For many Christians, Easter is one of holiest days on the calendar and a time to reflect on faith, life and new beginnings. It’s also the first major holiday of the year, with most school children getting time off school and the majority of adults able to enjoy a long bank holiday weekend. It’s a perfect time to book a short trip somewhere and, in the spirit of Easter, experience something completely fresh and new. No matter where you are in the world, cuisine plays a big role in Easter tradition, so where better to begin your journey?
We’re going to take you on a journey exploring some of the most popular Easter cuisine throughout Europe, and explain a little about each dish.
Hot Cross Buns
You can’t go back to 18th Century London, but that doesn’t mean you can’t taste it. Hot cross buns are simple but delicious; a yeasted sweet bun that’s studded with raisins and often lightly spiced. They’re instantly recognisable by the cross that sits on top, either etched in or painted on with icing. It’s not defined why hot cross buns have become tradition at Easter, but many think it’s to do with the cross contributing to Christian symbolism.
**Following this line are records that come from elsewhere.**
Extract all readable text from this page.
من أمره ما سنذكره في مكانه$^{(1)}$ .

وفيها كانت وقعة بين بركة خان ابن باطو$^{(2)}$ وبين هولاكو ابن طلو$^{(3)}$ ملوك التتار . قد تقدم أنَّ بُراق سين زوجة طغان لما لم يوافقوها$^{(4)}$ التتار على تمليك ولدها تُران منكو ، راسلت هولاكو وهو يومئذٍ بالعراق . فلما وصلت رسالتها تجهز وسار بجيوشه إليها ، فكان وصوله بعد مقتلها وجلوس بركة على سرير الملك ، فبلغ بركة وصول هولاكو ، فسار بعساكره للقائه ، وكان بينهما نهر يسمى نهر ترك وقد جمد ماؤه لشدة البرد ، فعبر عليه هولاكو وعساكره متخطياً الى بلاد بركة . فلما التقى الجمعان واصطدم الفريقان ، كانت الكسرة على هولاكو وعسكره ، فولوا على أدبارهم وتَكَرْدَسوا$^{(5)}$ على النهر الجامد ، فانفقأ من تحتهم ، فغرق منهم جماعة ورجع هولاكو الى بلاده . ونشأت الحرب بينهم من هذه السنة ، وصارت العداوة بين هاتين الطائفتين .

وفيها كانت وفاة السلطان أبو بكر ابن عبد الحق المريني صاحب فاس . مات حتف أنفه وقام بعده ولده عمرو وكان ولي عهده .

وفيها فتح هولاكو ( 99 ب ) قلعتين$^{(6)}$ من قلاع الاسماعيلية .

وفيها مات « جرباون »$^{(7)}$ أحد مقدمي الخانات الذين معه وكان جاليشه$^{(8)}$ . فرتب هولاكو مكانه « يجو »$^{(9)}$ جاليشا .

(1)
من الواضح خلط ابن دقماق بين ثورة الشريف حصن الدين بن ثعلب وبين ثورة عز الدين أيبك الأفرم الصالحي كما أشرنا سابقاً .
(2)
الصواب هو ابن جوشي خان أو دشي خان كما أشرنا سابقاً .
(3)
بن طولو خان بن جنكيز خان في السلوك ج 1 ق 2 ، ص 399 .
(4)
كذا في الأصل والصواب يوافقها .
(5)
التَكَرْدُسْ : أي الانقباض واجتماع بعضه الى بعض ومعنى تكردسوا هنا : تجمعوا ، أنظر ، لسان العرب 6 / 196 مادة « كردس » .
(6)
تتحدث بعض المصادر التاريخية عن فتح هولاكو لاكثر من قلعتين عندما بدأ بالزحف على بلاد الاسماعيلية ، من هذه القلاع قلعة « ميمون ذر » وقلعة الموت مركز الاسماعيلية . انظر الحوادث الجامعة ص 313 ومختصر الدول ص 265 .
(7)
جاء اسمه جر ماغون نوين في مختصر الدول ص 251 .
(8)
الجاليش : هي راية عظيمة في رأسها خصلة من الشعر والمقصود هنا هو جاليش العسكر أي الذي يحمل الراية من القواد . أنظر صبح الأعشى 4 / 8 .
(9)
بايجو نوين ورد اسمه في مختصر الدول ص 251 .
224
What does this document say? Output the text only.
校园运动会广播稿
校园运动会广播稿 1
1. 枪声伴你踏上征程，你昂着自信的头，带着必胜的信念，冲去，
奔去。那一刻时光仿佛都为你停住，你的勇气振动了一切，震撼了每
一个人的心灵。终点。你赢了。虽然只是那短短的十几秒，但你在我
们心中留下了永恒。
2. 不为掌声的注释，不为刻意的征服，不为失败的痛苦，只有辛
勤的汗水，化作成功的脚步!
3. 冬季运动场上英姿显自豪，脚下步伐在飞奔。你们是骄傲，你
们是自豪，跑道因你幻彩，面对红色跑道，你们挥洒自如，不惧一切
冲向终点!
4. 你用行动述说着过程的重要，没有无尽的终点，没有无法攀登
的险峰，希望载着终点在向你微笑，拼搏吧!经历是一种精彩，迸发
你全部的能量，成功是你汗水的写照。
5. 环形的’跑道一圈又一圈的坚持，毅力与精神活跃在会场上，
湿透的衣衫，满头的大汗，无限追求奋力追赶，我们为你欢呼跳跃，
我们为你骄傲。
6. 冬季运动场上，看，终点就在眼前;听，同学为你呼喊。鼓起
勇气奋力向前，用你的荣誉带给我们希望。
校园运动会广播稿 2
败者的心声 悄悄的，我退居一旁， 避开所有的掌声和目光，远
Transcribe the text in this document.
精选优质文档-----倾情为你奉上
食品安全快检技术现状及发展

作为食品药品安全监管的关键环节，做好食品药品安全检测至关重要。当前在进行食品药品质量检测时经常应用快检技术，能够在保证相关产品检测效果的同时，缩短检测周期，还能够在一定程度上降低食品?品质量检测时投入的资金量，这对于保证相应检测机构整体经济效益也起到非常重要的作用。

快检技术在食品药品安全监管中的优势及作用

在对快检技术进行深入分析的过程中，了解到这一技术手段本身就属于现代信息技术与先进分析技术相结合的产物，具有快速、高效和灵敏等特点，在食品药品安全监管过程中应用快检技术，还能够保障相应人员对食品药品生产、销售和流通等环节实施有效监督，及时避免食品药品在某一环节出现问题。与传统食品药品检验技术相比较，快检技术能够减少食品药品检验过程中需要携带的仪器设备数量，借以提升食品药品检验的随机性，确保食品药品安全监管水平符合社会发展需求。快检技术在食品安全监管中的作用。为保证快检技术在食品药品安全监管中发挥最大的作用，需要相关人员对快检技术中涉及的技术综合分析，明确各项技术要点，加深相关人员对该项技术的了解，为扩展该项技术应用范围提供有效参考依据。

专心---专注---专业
Roast lamb is very common in all Christian countries and will be a main feature on dinner tables during the Easter season. It’s very common to enjoy roast lamb after a Church service on Easter Sunday. The lamb is considered an important animal to the Christian faith, going back to the book of Genesis when Abraham was asked to sacrifice his son. We know that in centuries past, lamb was also considered lucky and that meeting a lamb was supposed to change your fortune. Perhaps this is why we have come to associate it with new beginnings.
Every Christian country in Europe uses bread in creative ways throughout the Easter holiday. This likely comes from the tradition of eating holy or ‘communion’ bread during Orthodox services in centuries past. The Germans have Osterkranz which is a sweet roll made with almonds and raisins which is then sliced and enjoyed with breakfast. The Dutch enjoy Paasstol during the Easter holidays which is also the same bread they use at Christmas time - it has the same almond taste but usually has added fruits and hazelnuts. If you enjoy baking, Easter is a really great time to experiment.
Other Easter Cuisines
In Portugal you’ll easily come across bacalhau com natas at Easter time. It could best be described as a ‘creamy cod bake’ in the UK, but the Portuguese make it with Salt Cod - a fish local to their waters with a very distinctive flavour. If you’re touring Italy you may also find Torta Pasqualina on the menu - a savoury chard pie that makes for a delicious snack.
Whatever your plans for the Easter holidays, we know that it’s the perfect timing for a long weekend getaway. With so much to see and do right across Europe and travel being relatively unrestricted, why not get around by car? With so many wonderful places to eat and so many hidden landmarks to uncover, we think it’s your best way of discovering Europe at Easter.